Ovidiu Toader & Justin Orvis Steimer






















Emerging from distinct, yet parallel approaches to material and perception, this exhibition brings together the practices of Justin Orvis Steimer (b. 1981, Colorado, United States) and Ovidiu Toader (b. 1991, Braşov, Romania)—two artists who operate at the threshold of the seen and the unseen; the grounded and the transcendent. What unites them is not a shared aesthetic or subject of research, but a sustained, embodied engagement with material as a site of inquiry—an entry point into systems that often evade straightforward representation.
Steimer moves through the intangible. His practice begins with that which is invisible to the eye—energies, frequencies—seeking to give them form. A ritualistic quality permeates throughout his process: he draws color from raw pigments, stretches canvases from reclaimed and gifted textiles—in this case old boat sails—and responds intuitively to marks and materials that carry emotional or symbolic weight. His paintings unfold as visual records of metaphysical transmissions, guided by sound, instinct, and relational exchange. With freehand gestures and muscle memory drawn from a love for constant drawing, Steimer transposes space, time and essence, eschewing representation in favor of receiving and revealing a channeled truth.
Toader, in contrast, works inside the physical. His practice—spanning sculpture, drawing, and immersive spatial compositions—is born out of prolonged encounters with matter. Whether metal, stone, water, or earth, each element is approached for its internal logic and behavior. The works are durational, shaped by years of handling and learning the materials he uses. His environments operate like slow-moving tectonic narratives: speculative yet grounded, poetic yet precise. They prompt a reconsideration of time as a material construct—one shaped by process, transformation, and duration rather than linear progression. The material world becomes a lens through which to reimagine human existence and our potential futures.
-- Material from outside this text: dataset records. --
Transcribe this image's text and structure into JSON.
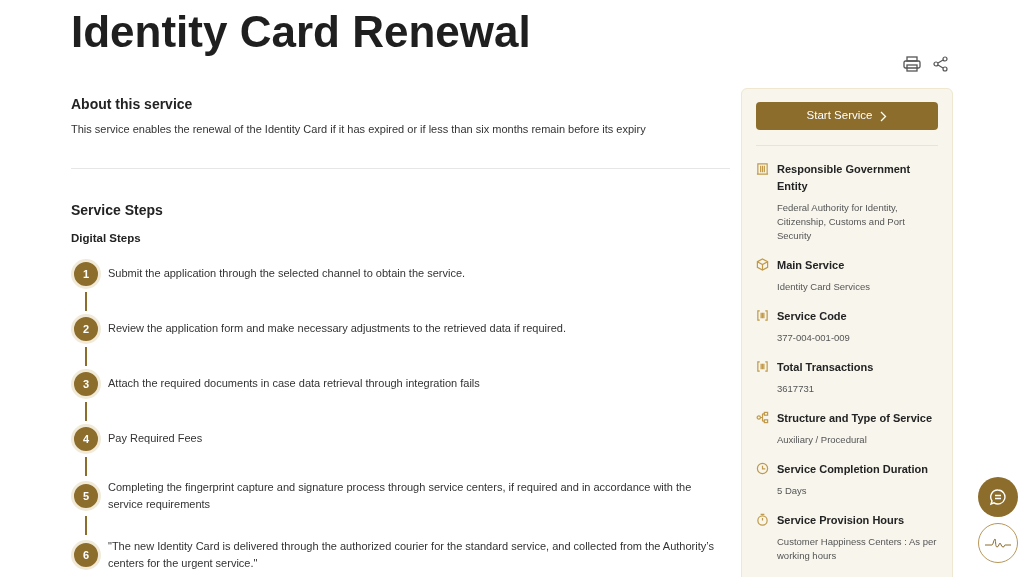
{
  "title": "Identity Card Renewal",
  "about": {
    "heading": "About this service",
    "text": "This service enables the renewal of the Identity Card if it has expired or if less than six months remain before its expiry"
  },
  "steps_section": {
    "heading": "Service Steps",
    "subheading": "Digital Steps",
    "steps": [
      {
        "number": "1",
        "text": "Submit the application through the selected channel to obtain the service."
      },
      {
        "number": "2",
        "text": "Review the application form and make necessary adjustments to the retrieved data if required."
      },
      {
        "number": "3",
        "text": "Attach the required documents in case data retrieval through integration fails"
      },
      {
        "number": "4",
        "text": "Pay Required Fees"
      },
      {
        "number": "5",
        "text": "Completing the fingerprint capture and signature process through service centers, if required and in accordance with the service requirements"
      },
      {
        "number": "6",
        "text": "\"The new Identity Card is delivered through the authorized courier for the standard service, and collected from the Authority’s centers for the urgent service.\""
      }
    ]
  },
  "sidebar": {
    "start_button": "Start Service",
    "items": [
      {
        "kind": "building",
        "label": "Responsible Government Entity",
        "value": "Federal Authority for Identity, Citizenship, Customs and Port Security"
      },
      {
        "kind": "box",
        "label": "Main Service",
        "value": "Identity Card Services"
      },
      {
        "kind": "code",
        "label": "Service Code",
        "value": "377-004-001-009"
      },
      {
        "kind": "code",
        "label": "Total Transactions",
        "value": "3617731"
      },
      {
        "kind": "structure",
        "label": "Structure and Type of Service",
        "value": "Auxiliary / Procedural"
      },
      {
        "kind": "clock",
        "label": "Service Completion Duration",
        "value": "5 Days"
      },
      {
        "kind": "timer",
        "label": "Service Provision Hours",
        "value": "Customer Happiness Centers : As per working hours"
      }
    ]
  }
}
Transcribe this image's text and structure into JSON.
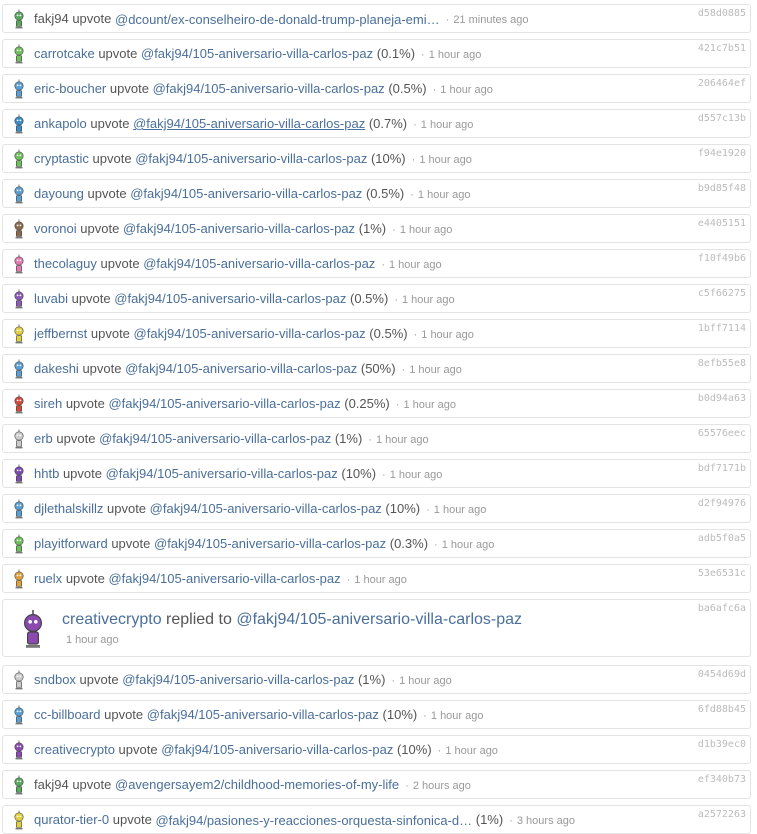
{
  "feed": {
    "items": [
      {
        "user": "fakj94",
        "user_dark": true,
        "verb": "upvote",
        "link": "@dcount/ex-conselheiro-de-donald-trump-planeja-emi…",
        "pct": "",
        "time": "21 minutes ago",
        "hash": "d58d0885",
        "avatar_color": "#5aa860"
      },
      {
        "user": "carrotcake",
        "verb": "upvote",
        "link": "@fakj94/105-aniversario-villa-carlos-paz",
        "pct": "(0.1%)",
        "time": "1 hour ago",
        "hash": "421c7b51",
        "avatar_color": "#6cbf5a"
      },
      {
        "user": "eric-boucher",
        "verb": "upvote",
        "link": "@fakj94/105-aniversario-villa-carlos-paz",
        "pct": "(0.5%)",
        "time": "1 hour ago",
        "hash": "206464ef",
        "avatar_color": "#5a9fd4"
      },
      {
        "user": "ankapolo",
        "verb": "upvote",
        "link": "@fakj94/105-aniversario-villa-carlos-paz",
        "link_underline": true,
        "pct": "(0.7%)",
        "time": "1 hour ago",
        "hash": "d557c13b",
        "avatar_color": "#3a8cc8"
      },
      {
        "user": "cryptastic",
        "verb": "upvote",
        "link": "@fakj94/105-aniversario-villa-carlos-paz",
        "pct": "(10%)",
        "time": "1 hour ago",
        "hash": "f94e1920",
        "avatar_color": "#6cbf5a"
      },
      {
        "user": "dayoung",
        "verb": "upvote",
        "link": "@fakj94/105-aniversario-villa-carlos-paz",
        "pct": "(0.5%)",
        "time": "1 hour ago",
        "hash": "b9d85f48",
        "avatar_color": "#5a9fd4"
      },
      {
        "user": "voronoi",
        "verb": "upvote",
        "link": "@fakj94/105-aniversario-villa-carlos-paz",
        "pct": "(1%)",
        "time": "1 hour ago",
        "hash": "e4405151",
        "avatar_color": "#8a6a4a"
      },
      {
        "user": "thecolaguy",
        "verb": "upvote",
        "link": "@fakj94/105-aniversario-villa-carlos-paz",
        "pct": "",
        "time": "1 hour ago",
        "hash": "f10f49b6",
        "avatar_color": "#e07ab0"
      },
      {
        "user": "luvabi",
        "verb": "upvote",
        "link": "@fakj94/105-aniversario-villa-carlos-paz",
        "pct": "(0.5%)",
        "time": "1 hour ago",
        "hash": "c5f66275",
        "avatar_color": "#8a5ab4"
      },
      {
        "user": "jeffbernst",
        "verb": "upvote",
        "link": "@fakj94/105-aniversario-villa-carlos-paz",
        "pct": "(0.5%)",
        "time": "1 hour ago",
        "hash": "1bff7114",
        "avatar_color": "#e0d040"
      },
      {
        "user": "dakeshi",
        "verb": "upvote",
        "link": "@fakj94/105-aniversario-villa-carlos-paz",
        "pct": "(50%)",
        "time": "1 hour ago",
        "hash": "8efb55e8",
        "avatar_color": "#5a9fd4"
      },
      {
        "user": "sireh",
        "verb": "upvote",
        "link": "@fakj94/105-aniversario-villa-carlos-paz",
        "pct": "(0.25%)",
        "time": "1 hour ago",
        "hash": "b0d94a63",
        "avatar_color": "#d04a3a"
      },
      {
        "user": "erb",
        "verb": "upvote",
        "link": "@fakj94/105-aniversario-villa-carlos-paz",
        "pct": "(1%)",
        "time": "1 hour ago",
        "hash": "65576eec",
        "avatar_color": "#cccccc"
      },
      {
        "user": "hhtb",
        "verb": "upvote",
        "link": "@fakj94/105-aniversario-villa-carlos-paz",
        "pct": "(10%)",
        "time": "1 hour ago",
        "hash": "bdf7171b",
        "avatar_color": "#7a4ab0"
      },
      {
        "user": "djlethalskillz",
        "verb": "upvote",
        "link": "@fakj94/105-aniversario-villa-carlos-paz",
        "pct": "(10%)",
        "time": "1 hour ago",
        "hash": "d2f94976",
        "avatar_color": "#5a9fd4"
      },
      {
        "user": "playitforward",
        "verb": "upvote",
        "link": "@fakj94/105-aniversario-villa-carlos-paz",
        "pct": "(0.3%)",
        "time": "1 hour ago",
        "hash": "adb5f0a5",
        "avatar_color": "#6cbf5a"
      },
      {
        "user": "ruelx",
        "verb": "upvote",
        "link": "@fakj94/105-aniversario-villa-carlos-paz",
        "pct": "",
        "time": "1 hour ago",
        "hash": "53e6531c",
        "avatar_color": "#e0a040"
      },
      {
        "big": true,
        "user": "creativecrypto",
        "verb": "replied to",
        "link": "@fakj94/105-aniversario-villa-carlos-paz",
        "time": "1 hour ago",
        "hash": "ba6afc6a",
        "avatar_color": "#8a4ab0"
      },
      {
        "user": "sndbox",
        "verb": "upvote",
        "link": "@fakj94/105-aniversario-villa-carlos-paz",
        "pct": "(1%)",
        "time": "1 hour ago",
        "hash": "0454d69d",
        "avatar_color": "#cccccc"
      },
      {
        "user": "cc-billboard",
        "verb": "upvote",
        "link": "@fakj94/105-aniversario-villa-carlos-paz",
        "pct": "(10%)",
        "time": "1 hour ago",
        "hash": "6fd88b45",
        "avatar_color": "#5a9fd4"
      },
      {
        "user": "creativecrypto",
        "verb": "upvote",
        "link": "@fakj94/105-aniversario-villa-carlos-paz",
        "pct": "(10%)",
        "time": "1 hour ago",
        "hash": "d1b39ec0",
        "avatar_color": "#8a4ab0"
      },
      {
        "user": "fakj94",
        "user_dark": true,
        "verb": "upvote",
        "link": "@avengersayem2/childhood-memories-of-my-life",
        "pct": "",
        "time": "2 hours ago",
        "hash": "ef340b73",
        "avatar_color": "#5aa860"
      },
      {
        "user": "qurator-tier-0",
        "verb": "upvote",
        "link": "@fakj94/pasiones-y-reacciones-orquesta-sinfonica-d…",
        "pct": "(1%)",
        "time": "3 hours ago",
        "hash": "a2572263",
        "avatar_color": "#e0d040"
      }
    ]
  }
}
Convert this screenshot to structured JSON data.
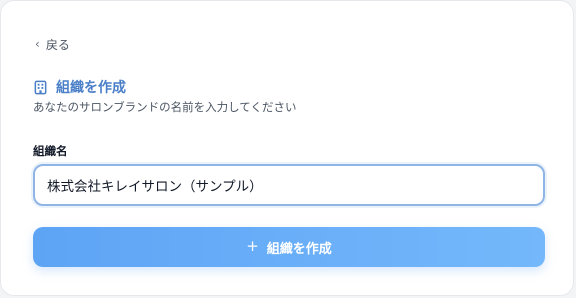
{
  "back": {
    "label": "戻る"
  },
  "header": {
    "icon": "building-icon",
    "title": "組織を作成",
    "subtitle": "あなたのサロンブランドの名前を入力してください"
  },
  "form": {
    "org_name_label": "組織名",
    "org_name_value": "株式会社キレイサロン（サンプル）",
    "submit_label": "組織を作成",
    "submit_icon": "plus-icon"
  },
  "colors": {
    "accent": "#4a7fc8",
    "button_start": "#5ea4f5",
    "button_end": "#74b8fb",
    "input_border": "#8fb5e6"
  }
}
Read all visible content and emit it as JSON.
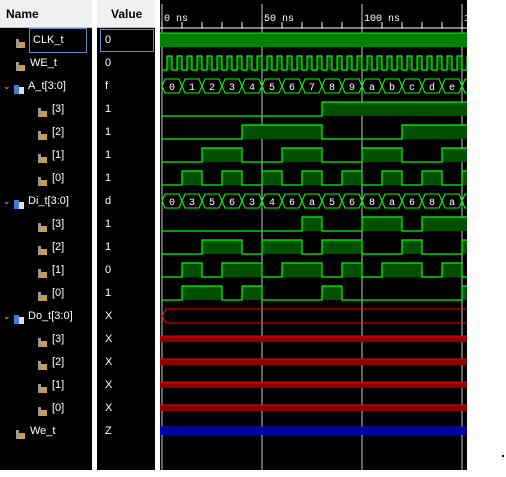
{
  "columns": {
    "name": "Name",
    "value": "Value"
  },
  "timeline": {
    "ticks": [
      "0 ns",
      "50 ns",
      "100 ns",
      "1"
    ]
  },
  "signals": [
    {
      "name": "CLK_t",
      "value": "0",
      "kind": "bit",
      "indent": 1,
      "selected": true
    },
    {
      "name": "WE_t",
      "value": "0",
      "kind": "bit",
      "indent": 1
    },
    {
      "name": "A_t[3:0]",
      "value": "f",
      "kind": "bus",
      "indent": 0,
      "expanded": true
    },
    {
      "name": "[3]",
      "value": "1",
      "kind": "bit",
      "indent": 2
    },
    {
      "name": "[2]",
      "value": "1",
      "kind": "bit",
      "indent": 2
    },
    {
      "name": "[1]",
      "value": "1",
      "kind": "bit",
      "indent": 2
    },
    {
      "name": "[0]",
      "value": "1",
      "kind": "bit",
      "indent": 2
    },
    {
      "name": "Di_t[3:0]",
      "value": "d",
      "kind": "bus",
      "indent": 0,
      "expanded": true
    },
    {
      "name": "[3]",
      "value": "1",
      "kind": "bit",
      "indent": 2
    },
    {
      "name": "[2]",
      "value": "1",
      "kind": "bit",
      "indent": 2
    },
    {
      "name": "[1]",
      "value": "0",
      "kind": "bit",
      "indent": 2
    },
    {
      "name": "[0]",
      "value": "1",
      "kind": "bit",
      "indent": 2
    },
    {
      "name": "Do_t[3:0]",
      "value": "X",
      "kind": "bus",
      "indent": 0,
      "expanded": true
    },
    {
      "name": "[3]",
      "value": "X",
      "kind": "bit",
      "indent": 2
    },
    {
      "name": "[2]",
      "value": "X",
      "kind": "bit",
      "indent": 2
    },
    {
      "name": "[1]",
      "value": "X",
      "kind": "bit",
      "indent": 2
    },
    {
      "name": "[0]",
      "value": "X",
      "kind": "bit",
      "indent": 2
    },
    {
      "name": "We_t",
      "value": "Z",
      "kind": "bit",
      "indent": 1
    }
  ],
  "bus_labels": {
    "A_t": [
      "0",
      "1",
      "2",
      "3",
      "4",
      "5",
      "6",
      "7",
      "8",
      "9",
      "a",
      "b",
      "c",
      "d",
      "e"
    ],
    "Di_t": [
      "0",
      "3",
      "5",
      "6",
      "3",
      "4",
      "6",
      "a",
      "5",
      "6",
      "8",
      "a",
      "6",
      "8",
      "a"
    ]
  },
  "colors": {
    "wave": "#00ff00",
    "undefined": "#ff0000",
    "highz": "#0000ff",
    "cursor": "#ffffff"
  }
}
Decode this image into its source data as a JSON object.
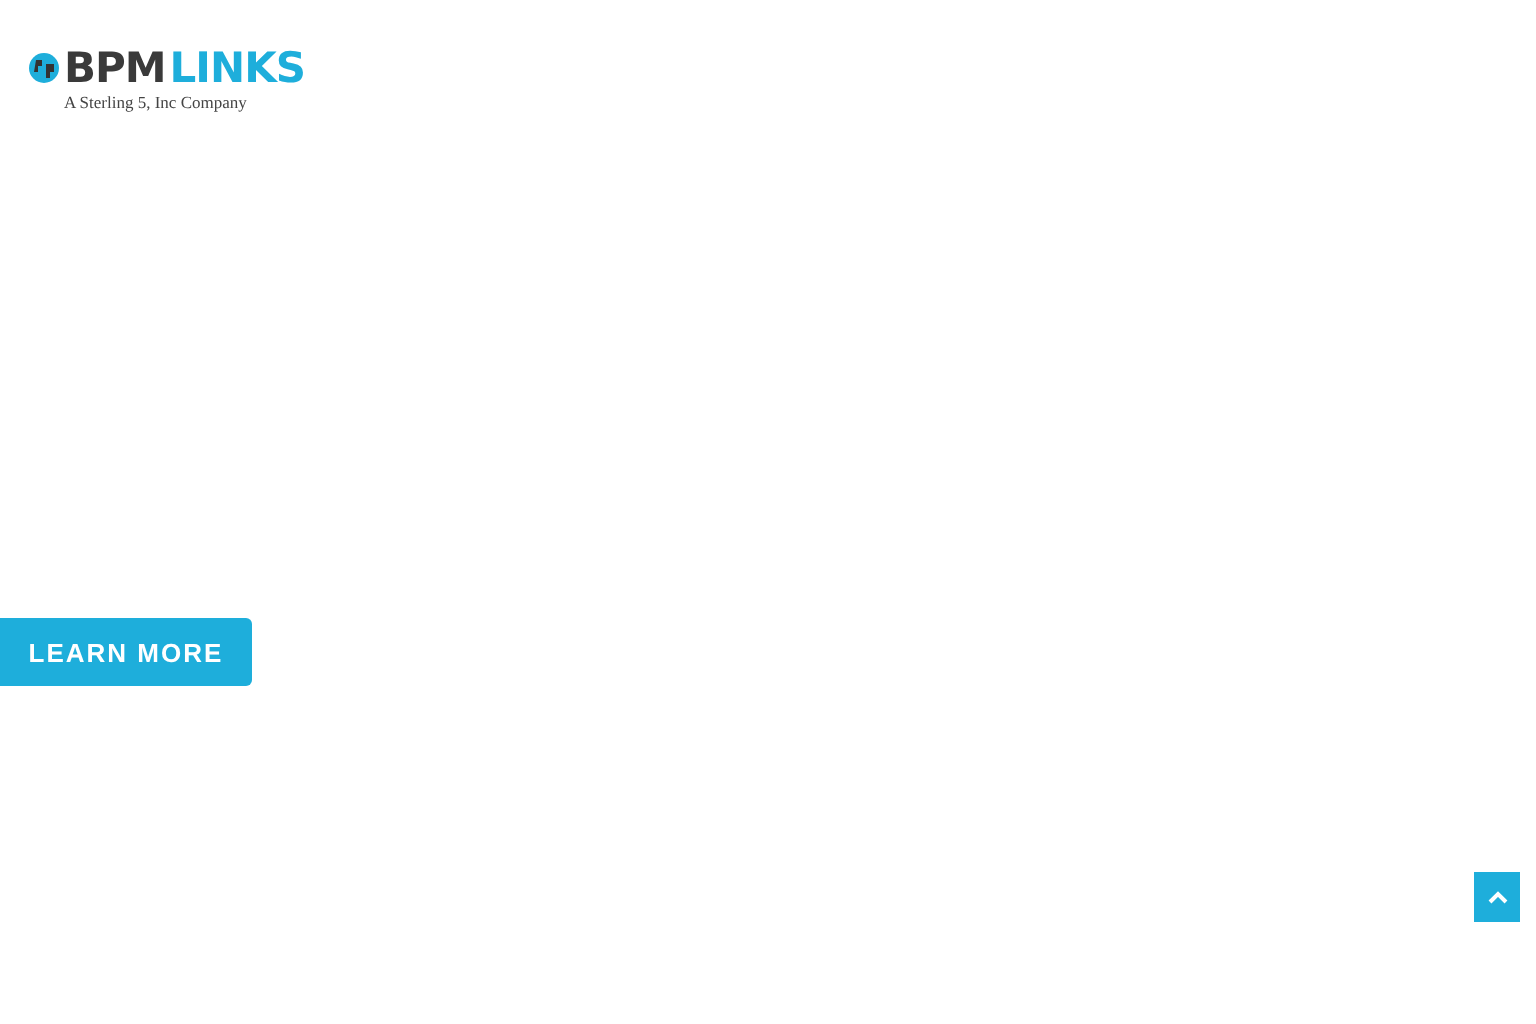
{
  "logo": {
    "part_1": "BPM",
    "part_2": "LINKS",
    "tagline": "A Sterling 5, Inc Company"
  },
  "cta": {
    "label": "LEARN MORE"
  }
}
In spite of visual synchronicity, the dialogue between Toader and Steimer offers distinct subjective truths—while one carves into the density of matter; the other pulls the incorporeal into visible register. They are like two travelers bumping into one another and learning they speak the same language. Bound by their shared discovery and a reverence for the material as a site of communication. Their works unfold as layered engagements—with process, manifestation, and the vast, often mysterious forces that shape the world we inhabit.